If he manages to get out of this without a long stint in jail I'd be surprised - and through no small doing on his part.
That is all.
Another dispatch from...
(image courtesy of Robb Allen)
10 comments:
I'm still trying to figure out how his wife saying she didn't know how much money had been donated and telling the court who would know and offering to get him on the phone translates to "George deliberately misled the court about his finances."
At this point I have to seriously consider the possibility that someone got to the judge - politically or otherwise - and is pressuring him to Zimmerman jailed and possibly to force a conviction.
The courtroom has replaced the Coliseum but the crowd still wants blood.
The judge will give thumbs-down and Zimmerman will be thrown into the Hell of Raiford Prison.
He'll only live if he submits.
I hope Zimmerman takes advantage of bail to flee. There is no hope of anything approaching a fair trial for the man.
At one time I was thinking of making a donation to his defence fund. However, there is only so much you can do to help a stupid idiot. I'll keep my money.
Point of contention. He didn't call 911, he dialed the non-emergency number.
He may get out of this criminally but he is absolutely screwed civilly.
Code in this case being leaving off the word thousand every time you mentioned the amount of money in the accounts. Which to me would be the perfectly rational way to refer to the money assuming you knew that you knew the basic amounts available. But it's apparently "code".
In addition to the money he has paid for bail (twice now) he also needs to pay for his defense and living expenses until his trial.
Someone needs to bring up the U.S. Constitution's 8th Amendment: "Excessive bail shall not be required, nor excessive fines imposed, nor cruel and unusual punishments inflicted."
See this for a discussion:
http://caselaw.lp.findlaw.com/data/constitution/amendment08/
I am disappointed that there was no appeal for a reduction in the bail amount.
So much for presumption of innocence and the restriction on the use of bail for punitive detention before trial.
For less biased reporting on this case, see Reuters, a European based news agency:
http://www.reuters.com/article/2012/04/25/us-usa-florida-shooting-zimmerman-idUSBRE83O18H20120425
http://www.reuters.com/article/2012/07/06/us-usa-florida-shooting-idUSBRE8650WI20120706
And for more information on the role of the Skittles and Arizona Watermelon beverage, see this:
http://theconservativetreehouse.com/2012/05/24/update-26-part-2-trayvon-martin-shooting-a-year-of-drug-use-culminates-in-predictable-violence/
Another lesson to be taught...
DON'T GET OUT OF THE F%#*ING TRUCK!!!
Honestly, what kind of idiot goes out on foot, especially when he's not sure whether the other guy is armed?
I had a scene today when I could have gone all armed-and-macho on a younger guy, but who wants to end up like George Z?
Cormac was right--Mistake #1 was pursuing the suspect after reporting him.
"I am disappointed that there was no appeal for a reduction in the bail amount."
Ed, if FL courts are anything like in VA, the problem here is that this is occurring at the Circuit level, so the only appeal would be to the FL Court of Appeals (or whatever they call the level between Circuit and the state's Supreme Court).
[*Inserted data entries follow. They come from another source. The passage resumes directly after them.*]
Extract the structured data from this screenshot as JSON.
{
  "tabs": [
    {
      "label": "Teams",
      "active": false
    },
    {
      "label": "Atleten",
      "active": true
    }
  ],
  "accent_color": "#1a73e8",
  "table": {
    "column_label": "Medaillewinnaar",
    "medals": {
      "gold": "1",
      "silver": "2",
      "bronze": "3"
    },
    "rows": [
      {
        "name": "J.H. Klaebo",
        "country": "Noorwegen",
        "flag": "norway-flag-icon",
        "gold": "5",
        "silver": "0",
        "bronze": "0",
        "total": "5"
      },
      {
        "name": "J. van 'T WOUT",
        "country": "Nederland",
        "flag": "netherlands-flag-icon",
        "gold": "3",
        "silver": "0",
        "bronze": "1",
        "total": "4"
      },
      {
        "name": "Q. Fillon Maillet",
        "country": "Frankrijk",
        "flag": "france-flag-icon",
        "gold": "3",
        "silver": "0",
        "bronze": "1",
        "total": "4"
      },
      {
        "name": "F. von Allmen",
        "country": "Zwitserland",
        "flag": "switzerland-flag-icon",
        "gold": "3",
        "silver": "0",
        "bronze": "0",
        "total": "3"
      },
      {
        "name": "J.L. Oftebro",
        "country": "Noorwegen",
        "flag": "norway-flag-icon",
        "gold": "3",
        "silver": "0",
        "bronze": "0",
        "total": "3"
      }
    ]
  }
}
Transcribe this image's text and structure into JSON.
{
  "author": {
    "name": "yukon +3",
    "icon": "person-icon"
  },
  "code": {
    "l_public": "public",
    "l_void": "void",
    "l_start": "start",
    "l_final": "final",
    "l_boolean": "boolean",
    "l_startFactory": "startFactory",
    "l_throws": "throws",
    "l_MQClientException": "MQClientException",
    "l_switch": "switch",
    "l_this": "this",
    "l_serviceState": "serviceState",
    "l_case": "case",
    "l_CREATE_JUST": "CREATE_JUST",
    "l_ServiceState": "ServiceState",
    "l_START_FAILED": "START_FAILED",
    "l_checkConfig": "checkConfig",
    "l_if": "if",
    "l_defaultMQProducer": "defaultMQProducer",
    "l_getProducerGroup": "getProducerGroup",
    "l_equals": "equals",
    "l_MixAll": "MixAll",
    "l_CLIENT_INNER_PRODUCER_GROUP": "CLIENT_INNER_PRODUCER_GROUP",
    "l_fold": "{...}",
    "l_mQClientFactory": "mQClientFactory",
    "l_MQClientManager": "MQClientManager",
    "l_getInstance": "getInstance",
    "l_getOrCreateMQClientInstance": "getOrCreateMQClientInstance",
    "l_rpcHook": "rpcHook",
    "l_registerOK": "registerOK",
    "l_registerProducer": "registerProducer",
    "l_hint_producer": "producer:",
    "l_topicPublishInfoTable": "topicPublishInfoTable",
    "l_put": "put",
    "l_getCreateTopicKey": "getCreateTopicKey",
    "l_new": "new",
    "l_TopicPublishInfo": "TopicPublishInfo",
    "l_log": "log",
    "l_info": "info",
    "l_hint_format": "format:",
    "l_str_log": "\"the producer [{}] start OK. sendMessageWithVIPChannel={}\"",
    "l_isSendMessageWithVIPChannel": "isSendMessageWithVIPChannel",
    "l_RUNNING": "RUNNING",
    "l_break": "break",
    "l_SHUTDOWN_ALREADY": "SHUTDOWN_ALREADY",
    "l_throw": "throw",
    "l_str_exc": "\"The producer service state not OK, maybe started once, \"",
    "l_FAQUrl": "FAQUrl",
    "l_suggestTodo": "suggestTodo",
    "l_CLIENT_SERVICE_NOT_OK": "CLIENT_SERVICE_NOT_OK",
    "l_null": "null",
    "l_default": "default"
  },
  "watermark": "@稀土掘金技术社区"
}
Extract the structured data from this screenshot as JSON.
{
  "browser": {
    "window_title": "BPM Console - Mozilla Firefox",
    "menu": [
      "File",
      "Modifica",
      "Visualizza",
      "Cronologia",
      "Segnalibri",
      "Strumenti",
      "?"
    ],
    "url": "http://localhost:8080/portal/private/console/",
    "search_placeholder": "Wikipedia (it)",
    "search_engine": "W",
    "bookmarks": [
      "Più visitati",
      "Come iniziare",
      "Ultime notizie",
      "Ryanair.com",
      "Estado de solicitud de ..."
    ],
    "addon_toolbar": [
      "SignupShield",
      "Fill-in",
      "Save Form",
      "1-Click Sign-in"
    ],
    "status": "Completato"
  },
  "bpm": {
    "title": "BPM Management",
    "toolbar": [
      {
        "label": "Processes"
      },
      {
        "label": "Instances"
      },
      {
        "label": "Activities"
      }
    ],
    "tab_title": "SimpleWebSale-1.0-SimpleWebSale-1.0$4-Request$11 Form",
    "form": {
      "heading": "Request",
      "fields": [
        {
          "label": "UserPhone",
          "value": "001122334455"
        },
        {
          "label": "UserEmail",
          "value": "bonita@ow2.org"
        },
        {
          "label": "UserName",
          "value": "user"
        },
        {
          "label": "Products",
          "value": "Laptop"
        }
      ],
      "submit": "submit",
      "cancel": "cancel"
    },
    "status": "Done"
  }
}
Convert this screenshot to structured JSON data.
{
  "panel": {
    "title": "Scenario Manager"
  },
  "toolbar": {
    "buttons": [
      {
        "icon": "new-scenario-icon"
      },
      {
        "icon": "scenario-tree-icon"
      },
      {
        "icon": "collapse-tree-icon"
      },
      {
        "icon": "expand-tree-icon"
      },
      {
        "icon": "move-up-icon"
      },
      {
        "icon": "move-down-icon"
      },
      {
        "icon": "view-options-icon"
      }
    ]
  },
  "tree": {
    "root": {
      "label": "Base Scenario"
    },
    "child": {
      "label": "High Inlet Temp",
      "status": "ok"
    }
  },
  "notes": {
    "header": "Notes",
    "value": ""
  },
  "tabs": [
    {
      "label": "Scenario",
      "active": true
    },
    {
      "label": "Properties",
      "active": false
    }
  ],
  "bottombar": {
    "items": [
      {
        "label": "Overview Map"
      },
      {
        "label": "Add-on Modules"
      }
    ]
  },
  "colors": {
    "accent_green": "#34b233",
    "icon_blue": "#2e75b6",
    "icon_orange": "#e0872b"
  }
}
The problem is that it takes so long for the appeals courts to hear anything that the trial would be over before they got to hearing the bond appeal.
I've seen this happen here, too. A circuit judge revoked someone's bond essentially because he demanded a jury trial, but there was no point in appealing that revocation because the trial would be done before the appeal. It's a dirty trick that judges at that level can get away with because following the only normally (legally) effective path to correct a judge's bad behaviour is useless in these cases.